Quality Assurance
From development to scale
Our framework provides an overview of how to assess the quality of AI EdTech through theirlife-cycle.
From idea to development and deployment at scale, high quality AI education products need to go through different stages of quality checks to become evidence-informed and show efficiency gains or impact on education outcomes.
Introduction
Many AI-EdTech solutions lack robust evidence on their impact on educational outcomes and while there are multiple contributing factors to this, the two major challenges are the duration and cost of traditional impact evaluations (RCTs), discouraging early-stage developers to generate evidence of their solutions' effectiveness.
Moreover, waiting 12 to 18 months for findings is no longer compatible with the fast-changing environment of AI solutions, where new models are released regularly.
While gold-standard RCTs are irreplaceable for exploring long-term causal effects, the evidence generation journey needs a rethink. It should not be a single, final step, but an iterative cycle that spans all stages of development and deployment.
Our Quality Assurance framework presents a cyclical model that can be adapted at each stage and with any budget - from lab testing to piloting and then scaling the innovation across hundreds of schools.

The EdTech Quality Cycle
The EdTech Quality Cycle
An evidence-informed
product development cycle.
Develop the solution
Building a robust AI-EdTech solution begins with strong foundational work:

Pedagogical foundations
Start by defining a clear, evidence-informed Theory of Change (ToC). This should the causal pathways from activities and outputs to desired learning outcomes and long-term impact. Ensure the product’s pedagogical approach aligns with the latest science of learning and the content is both locally contextualised and of high quality.

Safety and ethics
It is fundamental to design products that inflict no negative implications on users, particularly students. Additionally, being compliant with local data regulations from the start is a best practice that ensures all data is collected, stored and processed legally.

Product and AI evaluation
When developing your product, its underlying AI models should be rigorously tested. This involves using education specific benchmarks and evaluating generated outputs against expert human responses, tweaking accordingly to make the sure the AI solutions behave as intended.
Get it in the hands of users
Getting a solution to real users is a crucial step that begins with a well-defined strategy from the outset. This phase of the framework adapts to the current development stage, from recruiting a small group of alpha/beta testers for early feature testing to planning for large-scale randomised controlled trials.
Our framework focuses on three key aspects:

Access
Defining the optimal path to users includes identifying target segments, surveying local infrastructure and device access, and then aligning product's cost with users' affordability.

Implementation
Once the users have access, it is vital to understand how they are using the product by evaluating the fidelity of implementation. And what supervision or support is needed to optimise effective product use.

Product uptake
Before measuring specific user outcomes, it is important to understand initial user journeys on the platform. This uncovers any roadblocks to successful onboarding and adoption. These steps remain equally relevant even after deployment at scale, as even minor feature changes can significantly impact uptake.
Understand the user experience
Once users are on the platform, we should go beyond uptake metrics to understand the quality of their interaction. This is a two-part process:

Experience and perceptions
First, assess users' subjective experiences - do they find the product intuitive and easy to use? User satisfaction can be measured through established methods like the Net Promoter Score (NPS) using in-app surveys. This can be used to drive product design and to showcase how users are perceiving the product.

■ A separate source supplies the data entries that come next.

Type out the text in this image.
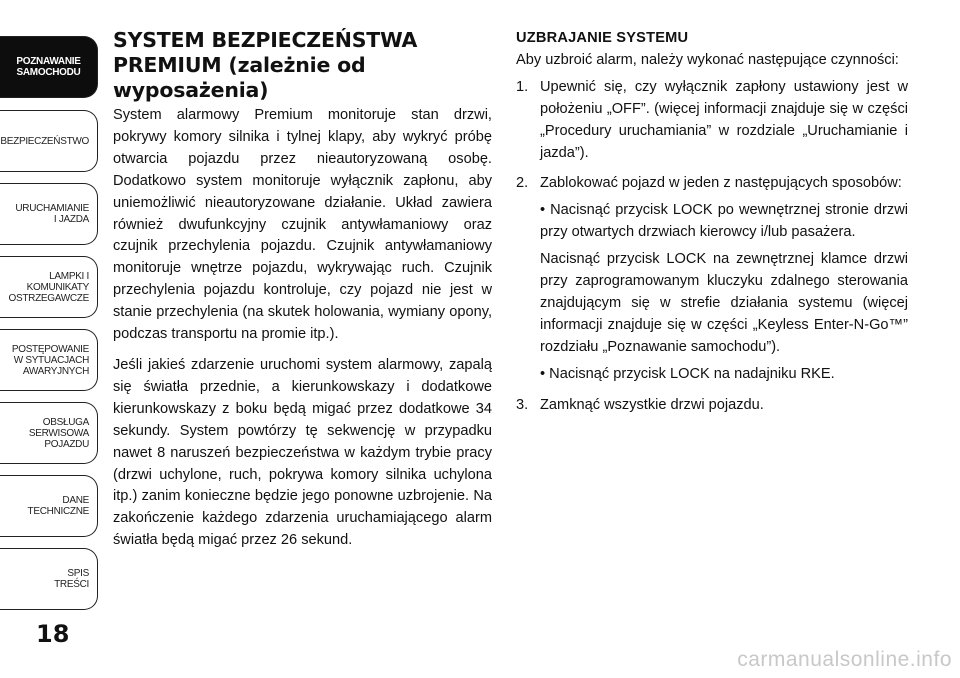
POZNAWANIE
SAMOCHODU
BEZPIECZEŃSTWO
URUCHAMIANIE
I JAZDA
LAMPKI I
KOMUNIKATY
OSTRZEGAWCZE
POSTĘPOWANIE
W SYTUACJACH
AWARYJNYCH
OBSŁUGA
SERWISOWA
POJAZDU
DANE
TECHNICZNE
SPIS
TREŚCI
18
SYSTEM BEZPIECZEŃSTWA
PREMIUM (zależnie od
wyposażenia)

System alarmowy Premium monitoruje stan drzwi, pokrywy komory silnika i tylnej klapy, aby wykryć próbę otwarcia pojazdu przez nieautoryzowaną osobę. Dodatkowo system monitoruje wyłącznik zapłonu, aby uniemożliwić nieautoryzowane działanie. Układ zawiera również dwufunkcyjny czujnik antywłamaniowy oraz czujnik przechylenia pojazdu. Czujnik antywłamaniowy monitoruje wnętrze pojazdu, wykrywając ruch. Czujnik przechylenia pojazdu kontroluje, czy pojazd nie jest w stanie przechylenia (na skutek holowania, wymiany opony, podczas transportu na promie itp.).

Jeśli jakieś zdarzenie uruchomi system alarmowy, zapalą się światła przednie, a kierunkowskazy i dodatkowe kierunkowskazy z boku będą migać przez dodatkowe 34 sekundy. System powtórzy tę sekwencję w przypadku nawet 8 naruszeń bezpieczeństwa w każdym trybie pracy (drzwi uchylone, ruch, pokrywa komory silnika uchylona itp.) zanim konieczne będzie jego ponowne uzbrojenie. Na zakończenie każdego zdarzenia uruchamiającego alarm światła będą migać przez 26 sekund.

UZBRAJANIE SYSTEMU

Aby uzbroić alarm, należy wykonać następujące czynności:

1. Upewnić się, czy wyłącznik zapłony ustawiony jest w położeniu „OFF”. (więcej informacji znajduje się w części „Procedury uruchamiania” w rozdziale „Uruchamianie i jazda”).
2. Zablokować pojazd w jeden z następujących sposobów:
• Nacisnąć przycisk LOCK po wewnętrznej stronie drzwi przy otwartych drzwiach kierowcy i/lub pasażera.
Nacisnąć przycisk LOCK na zewnętrznej klamce drzwi przy zaprogramowanym kluczyku zdalnego sterowania znajdującym się w strefie działania systemu (więcej informacji znajduje się w części „Keyless Enter-N-Go™” rozdziału „Poznawanie samochodu”).
• Nacisnąć przycisk LOCK na nadajniku RKE.
3. Zamknąć wszystkie drzwi pojazdu.
carmanualsonline.info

Engagement: analysing usage data
Is time on the platform translating into meaningful interaction as defined by the product's ToC. Are users engaging as intended, or dropping off at specific points? What separates power users from the rest? Checking this now can ensure more formal evaluation later on are not impeded by poor user engagement.
Measure the impact
As the product is refined and users are onboarded and meaningfully engaged, we can then plan to measure its educational impact. This is the validation of the solution's impact that most stakeholders, such as policymakers, school district leaders and funders look for. Our framework addresses it in three distinct stages:

Intermediate user changes
Impact is more than just test scores. Measure cognitive, affective (emotional), and behavioural changes in users. How does student cognitive engagement change? Do teachers feel more confident in integrating technology in their teaching? Do students feel joy while learning through the app?

Impact (on outcomes of interest)
To measure learning outcomes, design an experiment, preferably randomised to confidently claim causation. This can range from traditional, more expensive longitudinal RCTs to rapid-cycle evaluations of six to eight weeks.

Cost-effectiveness:
To plan for future scale-up, a detailed account of actual intervention costs is essential. By separating fixed and variable costs, we can calculate the true impact per dollar spent, providing a clear measure of the solution's value and return on investment for governments and funders.